The UCA, which has around 500 members across the UK with tens of thousands of clients, points to research carried out in the US by the RAND Corporation in 1996. The study looked at 414 people over the age of 75, some 23 (just under 6%) of whom reported receiving chiropractic care. The analysis of the 414 – taken randomly from an insurance database – found some startling but consistent results.
Those receiving chiropractic care were less likely to be using a nursing home (95.7% free of nursing care v 80.8%); more free from hospitalisations for the previous 23 years (73.9% v 52.4%) and more likely to be mobile in the community (69.6% v 46.8%). They were also less likely to use costly prescription drugs.

The report concluded: “Although it is impossible to clearly establish causality, it is clear that continuing chiropractic care is among the attributes of the cohort of patients experiencing substantially fewer costly healthcare interventions.”
And it recommended: “Results suggest a need to develop chiropractic models that address the special preventive and rehabilitative needs of the older patient.”
There have been similar findings in studies in other countries, including Canada and New Zealand.

With an increasing older population the UCA says it’s time the government took off its blinkers. “Successive governments have been very selective in the research they listen to and act on,” said UCA executive member Estelle Zauner-Maughan.

“If you keep on doing the same things you can’t expect the results to change. We know the huge cost of hospitalisation, nursing care and prescription drugs, quite apart from the impact of illnesses on people’s lives. And we know from a number of studies around the world that chiropractic care reduces the need for all of those things. “One study in an area of Canada actually recommended that everyone had access to chiropractic care.” (1993 Manga Report, Ontario, Canada).
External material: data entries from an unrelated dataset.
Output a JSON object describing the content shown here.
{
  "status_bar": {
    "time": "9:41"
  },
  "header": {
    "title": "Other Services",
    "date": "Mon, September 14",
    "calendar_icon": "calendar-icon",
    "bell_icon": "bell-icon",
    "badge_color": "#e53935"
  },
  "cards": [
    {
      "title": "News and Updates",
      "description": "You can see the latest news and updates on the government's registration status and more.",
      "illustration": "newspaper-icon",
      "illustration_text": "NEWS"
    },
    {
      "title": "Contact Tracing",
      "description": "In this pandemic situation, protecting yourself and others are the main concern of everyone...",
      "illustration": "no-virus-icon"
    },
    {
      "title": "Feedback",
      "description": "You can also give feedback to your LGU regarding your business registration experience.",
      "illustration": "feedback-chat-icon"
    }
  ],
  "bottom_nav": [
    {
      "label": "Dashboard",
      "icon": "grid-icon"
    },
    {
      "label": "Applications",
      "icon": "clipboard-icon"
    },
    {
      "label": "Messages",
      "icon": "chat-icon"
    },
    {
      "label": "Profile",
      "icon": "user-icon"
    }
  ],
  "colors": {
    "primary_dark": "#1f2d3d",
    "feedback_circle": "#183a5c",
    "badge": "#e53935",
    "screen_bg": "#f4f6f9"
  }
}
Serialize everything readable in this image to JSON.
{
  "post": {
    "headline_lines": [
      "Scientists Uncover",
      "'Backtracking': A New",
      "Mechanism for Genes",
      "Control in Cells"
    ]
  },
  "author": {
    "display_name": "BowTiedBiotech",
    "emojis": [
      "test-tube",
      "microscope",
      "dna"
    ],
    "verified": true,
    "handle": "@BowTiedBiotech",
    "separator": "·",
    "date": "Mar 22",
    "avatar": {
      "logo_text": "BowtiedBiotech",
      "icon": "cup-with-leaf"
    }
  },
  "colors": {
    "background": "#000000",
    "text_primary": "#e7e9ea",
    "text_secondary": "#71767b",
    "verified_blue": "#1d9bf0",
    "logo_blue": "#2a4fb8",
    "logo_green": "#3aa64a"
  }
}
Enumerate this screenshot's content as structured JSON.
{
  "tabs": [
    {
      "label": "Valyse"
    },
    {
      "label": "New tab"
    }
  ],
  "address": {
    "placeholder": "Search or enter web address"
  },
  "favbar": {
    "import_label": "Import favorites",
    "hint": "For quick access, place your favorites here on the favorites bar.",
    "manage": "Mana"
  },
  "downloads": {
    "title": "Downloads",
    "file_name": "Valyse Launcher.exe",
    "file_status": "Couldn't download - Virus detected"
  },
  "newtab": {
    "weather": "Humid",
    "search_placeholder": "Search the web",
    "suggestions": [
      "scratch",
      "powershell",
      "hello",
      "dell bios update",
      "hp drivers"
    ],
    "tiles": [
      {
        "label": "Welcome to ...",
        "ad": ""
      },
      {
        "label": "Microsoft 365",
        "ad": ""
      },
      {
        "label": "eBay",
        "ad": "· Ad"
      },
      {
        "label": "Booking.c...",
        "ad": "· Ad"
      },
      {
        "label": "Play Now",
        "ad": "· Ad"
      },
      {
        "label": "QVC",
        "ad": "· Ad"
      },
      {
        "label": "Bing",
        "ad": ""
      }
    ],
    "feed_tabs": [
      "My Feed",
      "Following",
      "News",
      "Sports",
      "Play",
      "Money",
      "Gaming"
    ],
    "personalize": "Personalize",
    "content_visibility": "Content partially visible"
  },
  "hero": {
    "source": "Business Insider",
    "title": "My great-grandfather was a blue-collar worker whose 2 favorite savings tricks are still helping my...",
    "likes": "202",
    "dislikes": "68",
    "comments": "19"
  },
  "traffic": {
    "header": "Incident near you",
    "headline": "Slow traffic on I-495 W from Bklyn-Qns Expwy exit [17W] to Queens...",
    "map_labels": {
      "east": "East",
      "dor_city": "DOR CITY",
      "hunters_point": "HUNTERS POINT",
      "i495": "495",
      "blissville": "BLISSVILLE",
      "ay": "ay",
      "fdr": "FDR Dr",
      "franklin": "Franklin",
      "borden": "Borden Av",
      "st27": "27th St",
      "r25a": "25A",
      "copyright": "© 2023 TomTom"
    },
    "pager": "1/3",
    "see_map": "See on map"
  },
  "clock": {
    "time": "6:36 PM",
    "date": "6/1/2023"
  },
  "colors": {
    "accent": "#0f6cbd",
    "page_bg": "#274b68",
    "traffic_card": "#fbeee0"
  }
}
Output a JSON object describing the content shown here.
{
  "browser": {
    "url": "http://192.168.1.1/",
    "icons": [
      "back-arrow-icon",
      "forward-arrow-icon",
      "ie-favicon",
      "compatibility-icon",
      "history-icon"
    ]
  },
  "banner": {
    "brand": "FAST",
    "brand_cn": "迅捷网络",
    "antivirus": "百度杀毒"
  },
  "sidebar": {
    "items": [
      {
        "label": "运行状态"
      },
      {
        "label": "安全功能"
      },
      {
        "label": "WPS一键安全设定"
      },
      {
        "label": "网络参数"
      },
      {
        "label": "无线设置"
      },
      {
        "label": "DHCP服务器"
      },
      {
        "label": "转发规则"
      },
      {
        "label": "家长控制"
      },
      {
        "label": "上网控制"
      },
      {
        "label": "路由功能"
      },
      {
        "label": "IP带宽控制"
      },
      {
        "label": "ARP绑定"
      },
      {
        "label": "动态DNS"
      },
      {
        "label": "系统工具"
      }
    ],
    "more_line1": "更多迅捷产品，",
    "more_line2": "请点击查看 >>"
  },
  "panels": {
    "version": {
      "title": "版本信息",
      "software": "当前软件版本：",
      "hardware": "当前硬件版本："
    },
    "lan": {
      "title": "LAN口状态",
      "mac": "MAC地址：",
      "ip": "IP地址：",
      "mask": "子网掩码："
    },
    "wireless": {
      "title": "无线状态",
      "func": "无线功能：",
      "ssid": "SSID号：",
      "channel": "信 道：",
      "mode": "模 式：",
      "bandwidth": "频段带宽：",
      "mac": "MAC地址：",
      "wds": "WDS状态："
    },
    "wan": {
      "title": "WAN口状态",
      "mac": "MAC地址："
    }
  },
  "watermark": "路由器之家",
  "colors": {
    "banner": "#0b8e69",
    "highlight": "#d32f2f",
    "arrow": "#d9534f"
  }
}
CHD is responsible for around 73,000 deaths in the UK each year. About 1 in 6 men and 1 in 10 women die from CHD. In the UK, there are an estimated 2.3 million people living with the condition.

For decades, UK families were advised to cut the risk of heart disease by reducing intake of fatty foods such as dairy produce and some meats. The research which led to that guidance was recently attacked as “flawed” and we are now being told there is no link between these foods and heart disease. Scientists are now telling people to avoid the low fat foods which were previously said to be healthier – because they are actually packed with sugar. In the meantime, obesity rates – linked to heart disease – have shot up in the UK.

Ms Zauner-Maughan explained that chiropractic care helps by keeping the central nervous system in good order so that the brain can ‘talk to’ the rest of the body: “People under regular chiropractic care don’t have to work so hard to stand upright. They have greater balance and mobility. This means they remain active for longer which has many health benefits, including maintaining a healthy heart and a healthy weight.”
She added: “Governments have been quite happy to give the go ahead to advice which is actually bad for people and is based on flawed research. The problem is that the sort of long-term, clinical research that the government requires is very costly and only the large pharmaceutical companies can afford it.

“But that’s no excuse for wearing blinkers and ignoring the studies that have been carried out.”